Electrostatic interactions - key determinants of the metal selectivity in La3+ and Ca2+ binding proteins

Nearly half of all known proteins contain metal co-factors. In the course of evolution two dozen metal cations (mostly monovalent and divalent species) have been selected to participate in processes of vital importance for living organisms. Trivalent metal cations have also been selected, although to a lesser extent as compared with their mono- and divalent counterparts. Notably, factors governing the metal selectivity in trivalent metal centers in proteins are less well understood than those in the respective divalent metal centers. Thus, the source of high La3+/Ca2+ selectivity in lanthanum-binding proteins, as compared with that of calcium-binding proteins (i.e., calmodulin), is still shrouded in mystery. The well-calibrated thermochemical calculations, performed here, reveal the dominating role of electrostatic interactions in shaping the metal selectivity in La3+-binding centers.

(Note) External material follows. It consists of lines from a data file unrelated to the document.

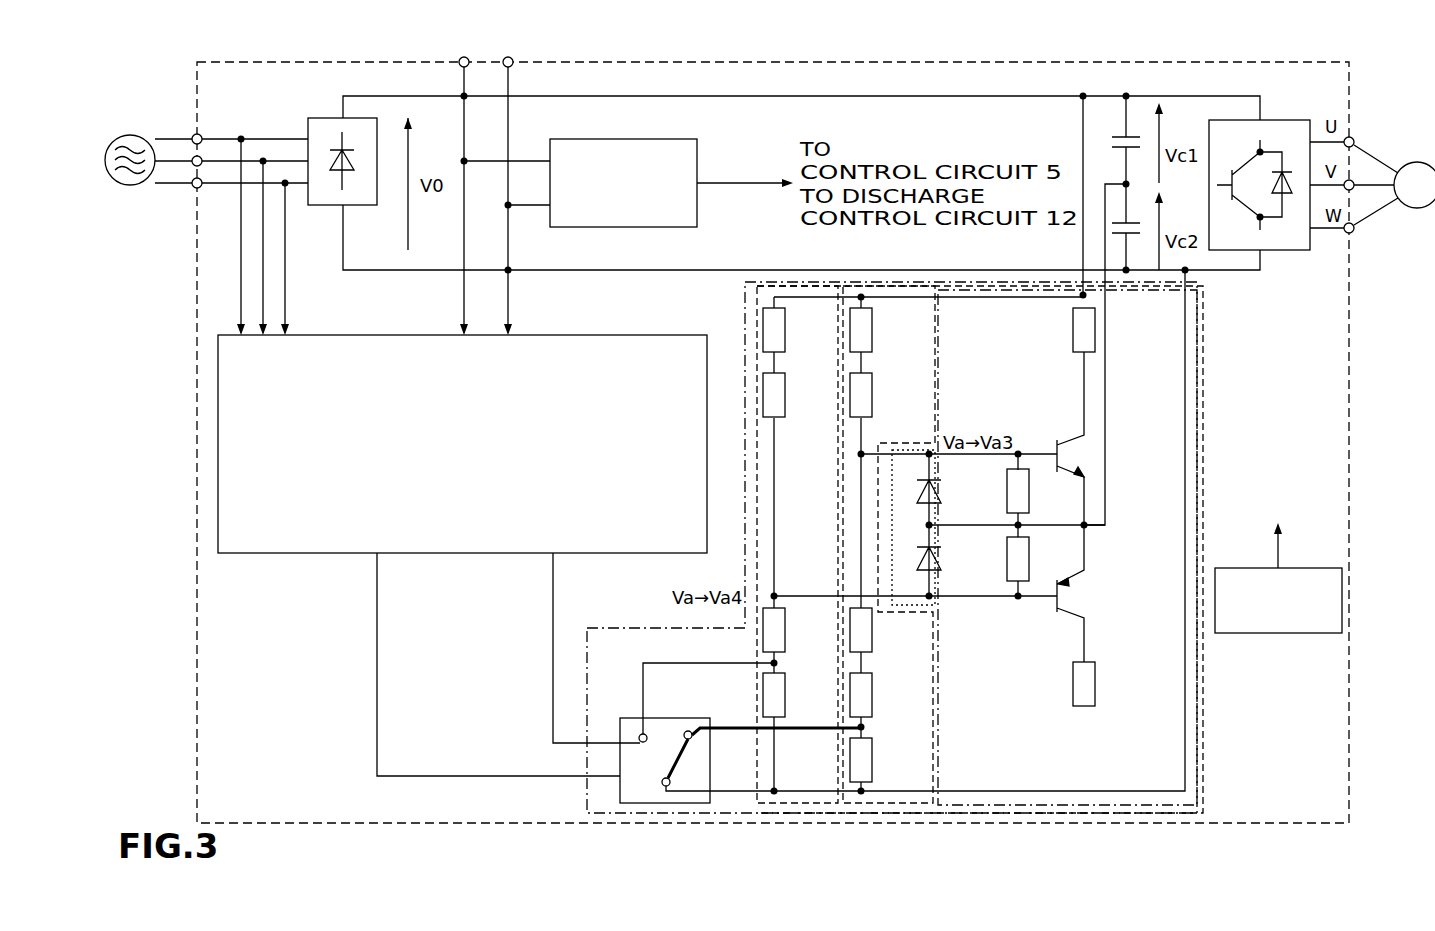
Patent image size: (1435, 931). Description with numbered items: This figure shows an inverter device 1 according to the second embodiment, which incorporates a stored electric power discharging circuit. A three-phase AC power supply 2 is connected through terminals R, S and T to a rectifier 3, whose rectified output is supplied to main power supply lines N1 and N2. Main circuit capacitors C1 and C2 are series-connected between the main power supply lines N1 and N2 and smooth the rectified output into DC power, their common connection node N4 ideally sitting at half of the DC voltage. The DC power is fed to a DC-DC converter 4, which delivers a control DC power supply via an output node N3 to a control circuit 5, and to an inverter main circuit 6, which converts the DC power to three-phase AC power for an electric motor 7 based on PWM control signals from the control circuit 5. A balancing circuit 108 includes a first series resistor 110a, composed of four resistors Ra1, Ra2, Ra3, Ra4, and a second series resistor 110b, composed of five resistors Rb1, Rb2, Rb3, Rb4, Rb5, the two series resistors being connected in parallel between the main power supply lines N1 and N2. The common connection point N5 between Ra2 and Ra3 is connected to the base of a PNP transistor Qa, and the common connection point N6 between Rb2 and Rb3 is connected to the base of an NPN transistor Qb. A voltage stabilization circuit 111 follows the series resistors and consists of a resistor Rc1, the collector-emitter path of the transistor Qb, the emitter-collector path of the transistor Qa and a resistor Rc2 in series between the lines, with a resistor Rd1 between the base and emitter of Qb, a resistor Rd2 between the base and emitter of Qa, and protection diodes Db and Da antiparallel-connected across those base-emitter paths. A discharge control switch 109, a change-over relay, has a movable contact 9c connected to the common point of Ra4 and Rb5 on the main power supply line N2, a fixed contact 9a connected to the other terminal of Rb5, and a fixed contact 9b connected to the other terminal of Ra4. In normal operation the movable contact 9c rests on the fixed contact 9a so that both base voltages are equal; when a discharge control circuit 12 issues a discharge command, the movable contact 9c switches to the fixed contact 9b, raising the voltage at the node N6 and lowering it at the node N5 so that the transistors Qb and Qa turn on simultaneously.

The inverter device 1 is at (950, 62).
The AC power supply 2 is at (130, 134).
The rectifier 3 is at (329, 118).
The DC-DC converter 4 is at (637, 140).
The control circuit 5 is at (1280, 636).
The inverter main circuit 6 is at (1280, 252).
The electric motor 7 is at (1417, 162).
The discharge control circuit 12 is at (385, 333).
The balancing circuit 108 is at (1207, 392).
The discharge control switch 109 is at (632, 717).
The fixed contact 9a is at (687, 740).
The fixed contact 9b is at (642, 743).
The movable contact 9c is at (662, 785).
The series resistor 110a is at (806, 803).
The series resistor 110b is at (890, 803).
The voltage stabilization circuit 111 is at (1014, 803).
The main power supply line N1 is at (797, 96).
The main power supply line N2 is at (762, 270).
The output node N3 is at (724, 187).
The common connection node N4 is at (1107, 468).
The common connection point N5 is at (778, 594).
The common connection point N6 is at (865, 452).
The main circuit capacitor C1 is at (1117, 140).
The main circuit capacitor C2 is at (1133, 227).
The resistor Ra1 is at (795, 330).
The resistor Ra2 is at (795, 395).
The resistor Ra3 is at (795, 630).
The resistor Ra4 is at (795, 695).
The resistor Rb1 is at (882, 330).
The resistor Rb2 is at (882, 395).
The resistor Rb3 is at (882, 630).
The resistor Rb4 is at (882, 695).
The resistor Rb5 is at (882, 760).
The resistor Rc1 is at (1058, 330).
The resistor Rc2 is at (1058, 684).
The resistor Rd1 is at (993, 489).
The resistor Rd2 is at (993, 560).
The protection diode Da is at (918, 560).
The protection diode Db is at (918, 489).
The PNP transistor Qa is at (1062, 593).
The NPN transistor Qb is at (1062, 438).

The calculations also disclose other (second-order) determinants of metal selectivity in these systems, such as the rigidity and extent of solvent exposure of the binding site. All these factors are also implicated in shaping the metal selectivity in Ca2+-binding proteins.

Automated summary

Nearly half of known proteins have metal co-factors, with evolution selecting multiple metal cations for vital biological processes. Trivalent metal cations, although less prevalent than mono- and divalent counterparts, also play a role. The specific factors governing metal selectivity in trivalent metal centers in proteins are not well understood.